How insecure is a salted SHA1 compared to a salted SHA512
The currently known weaknesses on SHA-1 do not impact the security of what you are trying to do. Impossibility to recover the password from its hashed version relies on "preimage resistance" which is, as far as we know, still fully infeasible with SHA-1. It is also fully infeasible with SHA-512, SHA-256, or even MD4 or MD5. A Sci-Fi oriented mind may envision computers achieving the power to find preimages for MD4 or MD5 around year 2050; it will take much longer for SHA-1.
Now it so happens that while there is no known shortcut to computing preimages on SHA-1, there is little security proof either. In mathematical words, if the compression function used in SHA-1 is indistinguishable from a "random oracle" then it is secure against preimages. But the known weaknesses on SHA-1, which (theoretically) leads to collisions, also show that its compression function is not a random oracle. Therefore, the security of SHA-1 against preimages is no longer of the "there's good mathematical reason why it does not break" persuasion. It is more of the "meh, haven't found how to break it yet" kind.

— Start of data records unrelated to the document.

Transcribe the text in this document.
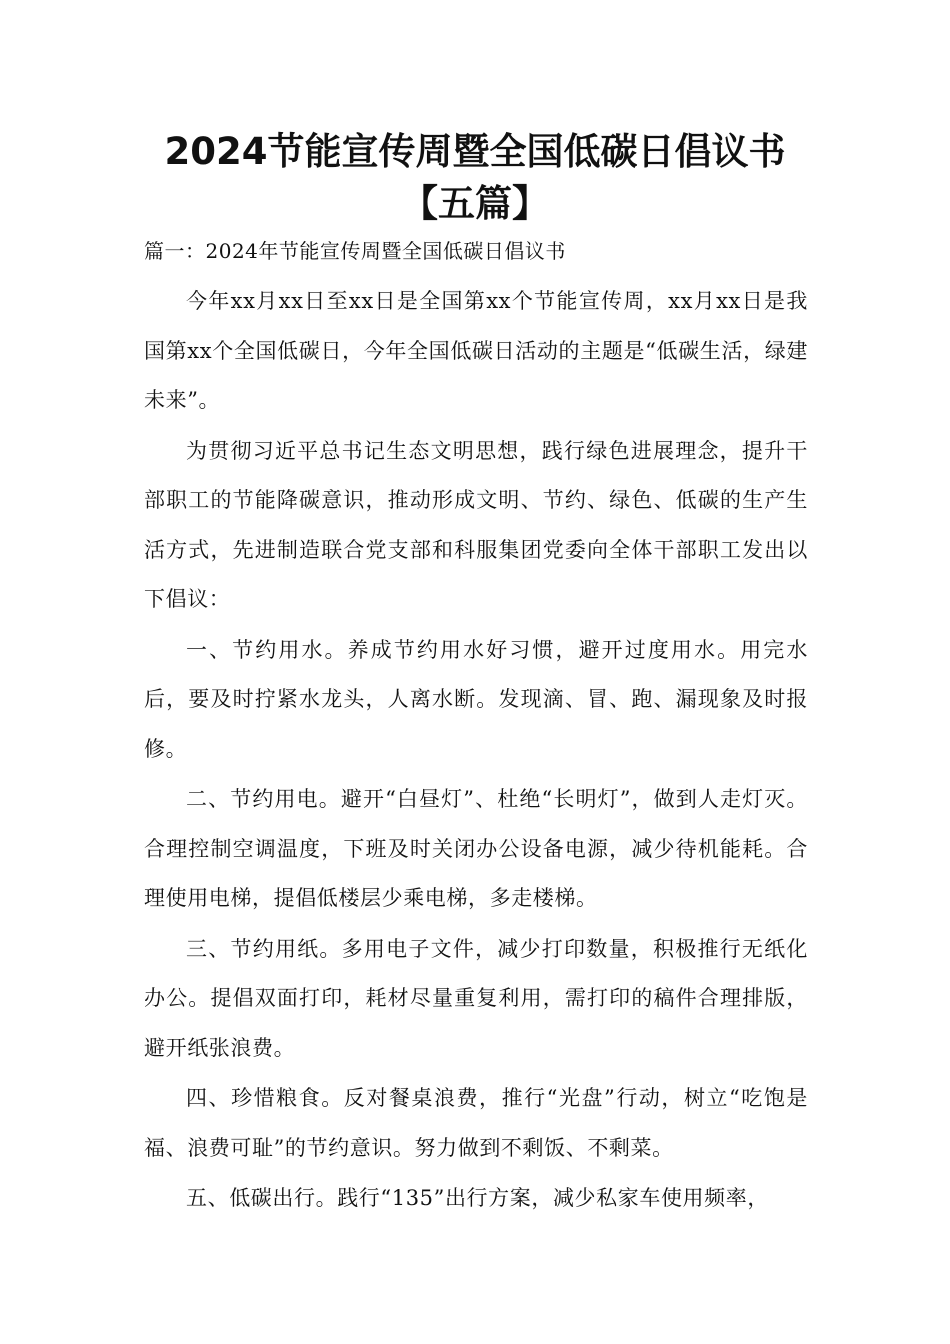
2024节能宣传周暨全国低碳日倡议书
【五篇】

篇一：2024年节能宣传周暨全国低碳日倡议书

今年xx月xx日至xx日是全国第xx个节能宣传周，xx月xx日是我国第xx个全国低碳日，今年全国低碳日活动的主题是“低碳生活，绿建未来”。

为贯彻习近平总书记生态文明思想，践行绿色进展理念，提升干部职工的节能降碳意识，推动形成文明、节约、绿色、低碳的生产生活方式，先进制造联合党支部和科服集团党委向全体干部职工发出以下倡议：

一、节约用水。养成节约用水好习惯，避开过度用水。用完水后，要及时拧紧水龙头，人离水断。发现滴、冒、跑、漏现象及时报修。

二、节约用电。避开“白昼灯”、杜绝“长明灯”，做到人走灯灭。合理控制空调温度，下班及时关闭办公设备电源，减少待机能耗。合理使用电梯，提倡低楼层少乘电梯，多走楼梯。

三、节约用纸。多用电子文件，减少打印数量，积极推行无纸化办公。提倡双面打印，耗材尽量重复利用，需打印的稿件合理排版，避开纸张浪费。

四、珍惜粮食。反对餐桌浪费，推行“光盘”行动，树立“吃饱是福、浪费可耻”的节约意识。努力做到不剩饭、不剩菜。

五、低碳出行。践行“135”出行方案，减少私家车使用频率，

In more mundane words, if you use SHA-1 then you will probably have to justify yourselves. Even if you do nothing wrong, your choice of SHA-1 will be questioned. Whereas nobody would question using SHA-256 or SHA-512, even if it implies some development overhead. Briefly stated, using SHA-1 is bad public relations.

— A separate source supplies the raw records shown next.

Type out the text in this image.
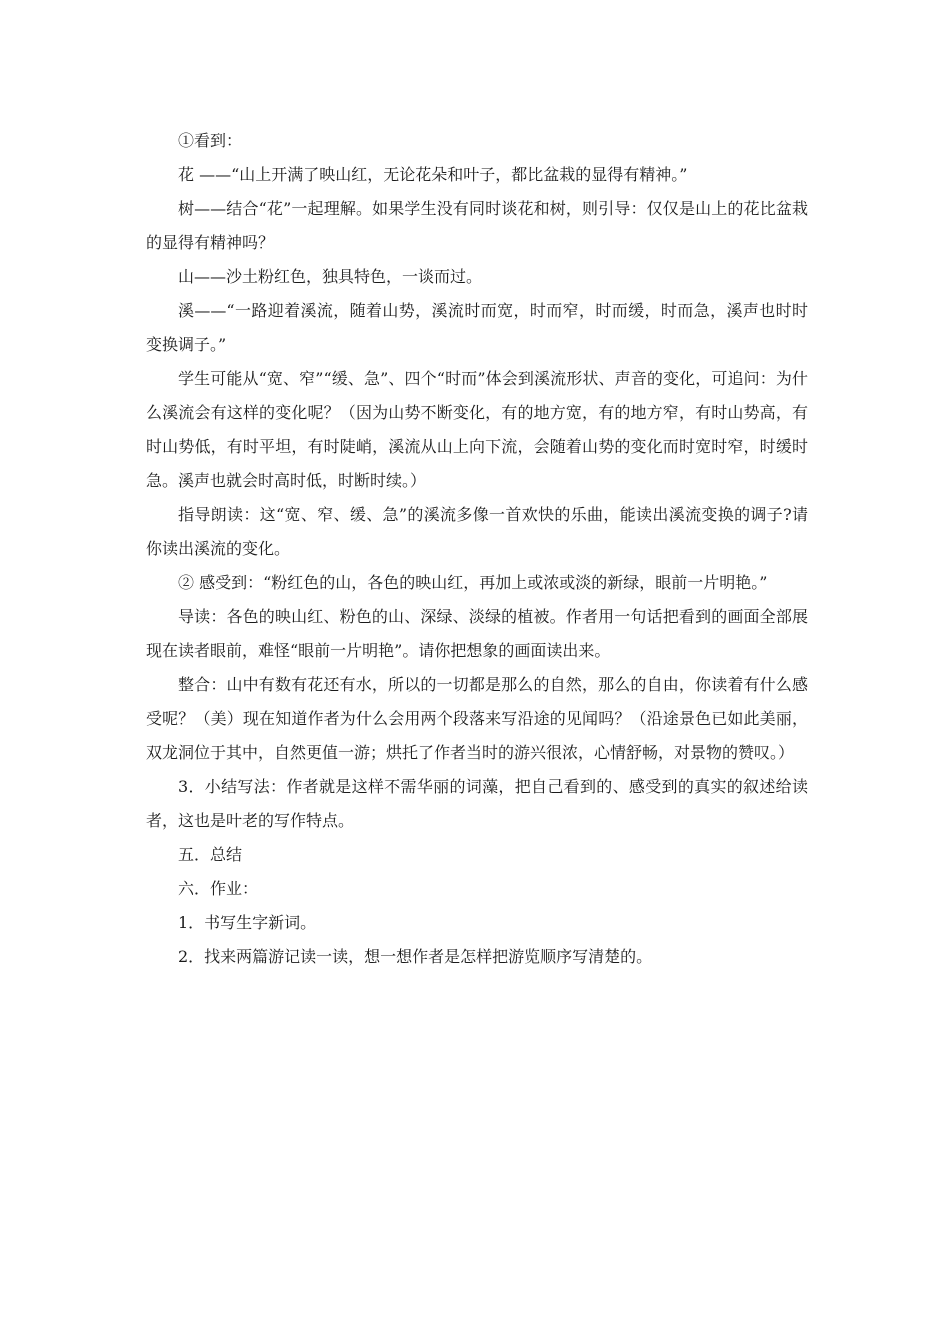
①看到：

花 ——“山上开满了映山红，无论花朵和叶子，都比盆栽的显得有精神。”

树——结合“花”一起理解。如果学生没有同时谈花和树，则引导：仅仅是山上的花比盆栽的显得有精神吗？

山——沙土粉红色，独具特色，一谈而过。

溪——“一路迎着溪流，随着山势，溪流时而宽，时而窄，时而缓，时而急，溪声也时时变换调子。”

学生可能从“宽、窄”“缓、急”、四个“时而”体会到溪流形状、声音的变化，可追问：为什么溪流会有这样的变化呢？（因为山势不断变化，有的地方宽，有的地方窄，有时山势高，有时山势低，有时平坦，有时陡峭，溪流从山上向下流，会随着山势的变化而时宽时窄，时缓时急。溪声也就会时高时低，时断时续。）

指导朗读：这“宽、窄、缓、急”的溪流多像一首欢快的乐曲，能读出溪流变换的调子?请你读出溪流的变化。

② 感受到：“粉红色的山，各色的映山红，再加上或浓或淡的新绿，眼前一片明艳。”

导读：各色的映山红、粉色的山、深绿、淡绿的植被。作者用一句话把看到的画面全部展现在读者眼前，难怪“眼前一片明艳”。请你把想象的画面读出来。

整合：山中有数有花还有水，所以的一切都是那么的自然，那么的自由，你读着有什么感受呢？（美）现在知道作者为什么会用两个段落来写沿途的见闻吗？（沿途景色已如此美丽，双龙洞位于其中，自然更值一游；烘托了作者当时的游兴很浓，心情舒畅，对景物的赞叹。）

3．小结写法：作者就是这样不需华丽的词藻，把自己看到的、感受到的真实的叙述给读者，这也是叶老的写作特点。

五．总结

六．作业：

1．书写生字新词。

2．找来两篇游记读一读，想一想作者是怎样把游览顺序写清楚的。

Note that salting is fully orthogonal to that question. Salting is meant to prevent cost sharing between attacks on distinct password instances. Precomputed tables (including so-called "rainbow tables") are a kind of sharing (the table building is expensive but can be used to attack 2, 10, 10000 passwords at minor extra cost per attacked password). Salting defeats sharing. Salting is good. Defeating sharing is important because attacking one password is possible: not because of the hash function, but because a password is something which fits in a human brain, and therefore is amenable to brute force (a "dictionary attack"). With anything related to passwords, you will not get problems due to weaknesses in hash functions, but because you use passwords in the first place.
There has been proof of security vulnerabilities in the algorithm of SHA1, that could possibly lead to an attack. I would recommend using a variant of SHA2 (SHA 256 or SHA 512).
As far as how long it would take someone to crack a password stored in the varying hashes, it's difficult to say without knowing the processing power of the attacker, how long the passwords are, if they employ rainbow tables, how random the salts are, etc. However, if there is something wrong with the algorithm, it could possibly lead to a much easier way to find the hashed value or a different value that equates to the same hash (called a collision), as is the case of MD5.
(Source and more information: http://en.wikipedia.org/wiki/SHA-1)
If you have to overwrite stuff to get anything other than SHA1 to work, you will have to balance complexity of overriding stuff (and the increased chance of bugs) against algorithm strength.
If you decide to go for another hashing algorithm, you should take a look a BCrypt. It is an adaptable cost hashing algorithm, designed to be 'as slow as needed'. This would provide a bigger increase in required cracking time than SHA512. SHA512 is designed as a general purpose cryptographic hash, with speed as one of the design goals.
There are known vulnerabilities in SHA1, but no preimage attack has yet been found. So if the overriding stuff is difficult, you could be better of by generating high entropy random salts.
Having said that, it is of course better to use the best available algorithm.